The concept of “random” is a tough one.
First there is the problem of lexical ambiguity. There are colloquial meanings for random that don’t totally tie in with the technical or domain-specific meanings for random.
Then there is the fact that people can’t actually be random.
Then there is the problem of equal chance vs displaying a long-term distribution.
And there is the problem that there are several conflicting ideas associated with the word “random”.
In this post I will look at these issues, and ask some questions about how we can better teach students about randomness and random sampling. This problem exists for many domain specific terms, that have colloquial meanings that hinder comprehension of the idea in question. You can read about more of these words, and some teaching ideas in the post, Teaching Statistical Language.
First there is lexical ambiguity. Lexical ambiguity is a special term meaning that the word has more than one meaning. Kaplan, Rogness and Fisher write about this in their 2014 paper “Exploiting Lexical Ambiguity to help students understand the meaning of Random.” I recently studied this paper closely in order to present the ideas and findings to a group of high school teachers. I found the concept of leveraging lexical ambiguity very interesting. As a useful intervention, Kaplan et al introduced a picture of “random zebras” to represent the colloquial meaning of random, and a picture of a hat to represent the idea of taking a random sample. I think it is a great idea to have pictures representing the different meanings, and it might be good to get students to come up with their own.
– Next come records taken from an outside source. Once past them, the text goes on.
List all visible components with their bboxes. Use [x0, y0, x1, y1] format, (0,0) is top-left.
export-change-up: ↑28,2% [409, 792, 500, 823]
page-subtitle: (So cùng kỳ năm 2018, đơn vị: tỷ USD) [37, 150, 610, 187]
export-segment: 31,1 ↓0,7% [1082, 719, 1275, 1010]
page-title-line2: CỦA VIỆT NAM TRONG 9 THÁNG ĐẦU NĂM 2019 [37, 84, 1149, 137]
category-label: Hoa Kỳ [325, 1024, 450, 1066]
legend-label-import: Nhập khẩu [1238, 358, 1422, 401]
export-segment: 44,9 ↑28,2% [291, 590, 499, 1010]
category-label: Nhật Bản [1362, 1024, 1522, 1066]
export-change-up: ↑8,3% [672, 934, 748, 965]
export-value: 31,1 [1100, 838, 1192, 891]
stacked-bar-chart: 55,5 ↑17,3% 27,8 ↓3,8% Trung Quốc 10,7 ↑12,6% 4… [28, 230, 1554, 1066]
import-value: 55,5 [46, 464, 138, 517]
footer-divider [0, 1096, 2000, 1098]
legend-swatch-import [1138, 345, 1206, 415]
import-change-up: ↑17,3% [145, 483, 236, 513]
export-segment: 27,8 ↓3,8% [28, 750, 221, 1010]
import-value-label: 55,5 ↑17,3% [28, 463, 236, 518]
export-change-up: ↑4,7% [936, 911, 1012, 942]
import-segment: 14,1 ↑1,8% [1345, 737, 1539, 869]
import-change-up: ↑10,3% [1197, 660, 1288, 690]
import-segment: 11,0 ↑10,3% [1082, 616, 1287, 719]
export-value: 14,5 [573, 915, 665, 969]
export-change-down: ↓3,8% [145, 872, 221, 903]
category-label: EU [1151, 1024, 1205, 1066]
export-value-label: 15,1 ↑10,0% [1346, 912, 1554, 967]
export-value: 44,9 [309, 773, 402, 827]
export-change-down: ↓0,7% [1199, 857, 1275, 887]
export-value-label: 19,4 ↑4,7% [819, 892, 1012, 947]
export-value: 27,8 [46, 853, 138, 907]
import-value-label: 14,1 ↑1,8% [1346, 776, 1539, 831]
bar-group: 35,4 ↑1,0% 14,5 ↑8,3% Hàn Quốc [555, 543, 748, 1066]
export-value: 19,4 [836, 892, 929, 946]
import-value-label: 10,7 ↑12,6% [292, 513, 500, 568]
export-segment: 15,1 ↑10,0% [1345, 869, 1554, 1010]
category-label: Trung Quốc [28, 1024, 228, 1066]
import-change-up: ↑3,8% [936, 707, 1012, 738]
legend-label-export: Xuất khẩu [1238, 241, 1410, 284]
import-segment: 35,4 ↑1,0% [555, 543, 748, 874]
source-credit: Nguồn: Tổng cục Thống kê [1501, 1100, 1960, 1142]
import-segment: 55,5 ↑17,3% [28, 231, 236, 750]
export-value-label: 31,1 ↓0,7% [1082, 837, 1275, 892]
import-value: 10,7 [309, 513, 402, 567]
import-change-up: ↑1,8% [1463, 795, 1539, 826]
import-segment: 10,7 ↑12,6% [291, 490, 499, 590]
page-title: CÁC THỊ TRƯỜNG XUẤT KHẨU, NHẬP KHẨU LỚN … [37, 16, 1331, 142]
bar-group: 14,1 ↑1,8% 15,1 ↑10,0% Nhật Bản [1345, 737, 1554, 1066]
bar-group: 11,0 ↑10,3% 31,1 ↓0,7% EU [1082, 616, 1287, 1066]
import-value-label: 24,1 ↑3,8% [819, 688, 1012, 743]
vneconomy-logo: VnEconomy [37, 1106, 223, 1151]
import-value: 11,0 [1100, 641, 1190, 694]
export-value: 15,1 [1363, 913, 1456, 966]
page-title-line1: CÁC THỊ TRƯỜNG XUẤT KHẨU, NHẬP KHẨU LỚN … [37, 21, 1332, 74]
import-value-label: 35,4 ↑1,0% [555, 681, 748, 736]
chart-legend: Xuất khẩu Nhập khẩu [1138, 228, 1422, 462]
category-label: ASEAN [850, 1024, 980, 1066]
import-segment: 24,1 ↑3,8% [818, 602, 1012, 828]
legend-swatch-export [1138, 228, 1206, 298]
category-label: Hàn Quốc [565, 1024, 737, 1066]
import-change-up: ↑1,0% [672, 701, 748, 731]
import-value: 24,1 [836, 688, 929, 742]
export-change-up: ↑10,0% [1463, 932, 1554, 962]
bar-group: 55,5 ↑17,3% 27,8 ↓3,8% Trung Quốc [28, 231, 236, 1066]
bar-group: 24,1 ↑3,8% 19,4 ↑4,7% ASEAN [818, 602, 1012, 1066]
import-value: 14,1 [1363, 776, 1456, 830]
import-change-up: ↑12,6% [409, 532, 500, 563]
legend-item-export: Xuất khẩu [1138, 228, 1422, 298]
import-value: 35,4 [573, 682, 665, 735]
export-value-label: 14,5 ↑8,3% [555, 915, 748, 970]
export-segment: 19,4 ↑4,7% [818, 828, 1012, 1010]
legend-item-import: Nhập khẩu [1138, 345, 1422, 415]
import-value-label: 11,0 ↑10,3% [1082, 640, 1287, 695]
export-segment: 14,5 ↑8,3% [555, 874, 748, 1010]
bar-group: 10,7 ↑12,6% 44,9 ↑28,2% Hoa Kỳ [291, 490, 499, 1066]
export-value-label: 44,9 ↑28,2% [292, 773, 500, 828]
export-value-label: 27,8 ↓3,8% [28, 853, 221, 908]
Representations of the different meanings of the word, random.
So what are the different meanings for random? I consulted some on-line dictionaries.
The first meaning of random describes something happening without pattern, method or conscious decision. An example is “random violence”.
Example: She dressed in a rather random faction, putting on whatever she laid her hand on in the dark.
Most on-line dictionaries also give a statistical definition, which includes that each item has an equal probability of being chosen.
Example: The students’ names were taken at random from a pile, to decide who would represent the school at the meeting.
Informal or colloquial
One meaning: Something random is either unknown, unidentified, or out of place.
Example: My father brought home some random strangers he found under a bridge.
Another colloquial meaning for random is odd and unpredictable in an amusing way.
Example: My social life is so random!
People cannot be random
There has been considerable research into why people cannot provide a sequence of random numbers that is like a truly randomly generated sequence. In our minds we like things to be shared out evenly and the series will generally have fewer runs of the same number.
Animals aren’t very random either, it seems. Yesterday I saw a whole lot of sheep in a paddock, and while they weren’t exactly lined up, there was a pretty similar distance between all the sheep.
Equal chance vs long-term distribution
In the paper quoted earlier, Kaplan et al used the following definition of random:
“We call a phenomenon random if individual outcomes are uncertain, but there is nonetheless a regular distribution of outcomes in a large number of repetitions.” From Moore (2007) The Basic Practice of Statistics.
Now to me, that does not insist that each outcome be equally likely, which matches with my idea of randomness. In my mind, random implies chance, but not equal likelihood. When creating simulation models we would generate random variates following all sorts of distributions. The outcomes would be far from even, but in the long run they would display a distribution similar to the one being modelled.
Yet the dictionaries, and the later parts of the Kaplan paper insist that randomness requires equal opportunity to be chosen. What’s a person to do?
I propose that the meaning of the adjective, “random” may depend on the noun that it is qualifying. There are random samples and random variables. There is also randomisation and randomness.
A random sample is a sample in which each object has an equal opportunity of being chosen, and each choice of object is by chance, and independent of the previous objects chosen. A random variable is one that can take a number of values, and will generally display a pattern of outcomes similar to a given distribution.
I wonder if the problem is that randomness is somehow equated with fairness. Our most familiar examples of true randomness come from gambling, with dice, cards, roulette wheels and lotto balls. In each case there is the requirement that each outcome be equally likely.
Bearing in mind the overwhelming evidence that the “statistical meaning” of randomness includes equality, I begin to think that it might not really matter if people equate randomness with equal opportunity.
However, if you think about medical or hazard risk, the story changes. Apart from known risk increasing factors associated with lifestyle, whether a person succumbs to a disease appears to be random. But the likelihood of succumbing is not equal to the likelihood of not succumbing. Similarly there is a clear random element in whether a future child has a disability known to be caused by an autorecessive gene. It is definitely random, in that there is an element of chance, and that the effects on successive children are independent. But the probability of a disability is one in four. I suppose if you look at the outcomes as being which children are affected, there is an equal chance for each child.
But then think about a “lucky dip” containing many cheap prizes and a few expensive prizes. The choice of prize is random, but there is not an even chance of getting a cheap prize or an expensive prize.
I think I have mused enough. I’m interested to know what the readers think. Whatever the conclusion is, it is clear that we need to spend some time making clear to the students what is meant by randomness, and a random sample.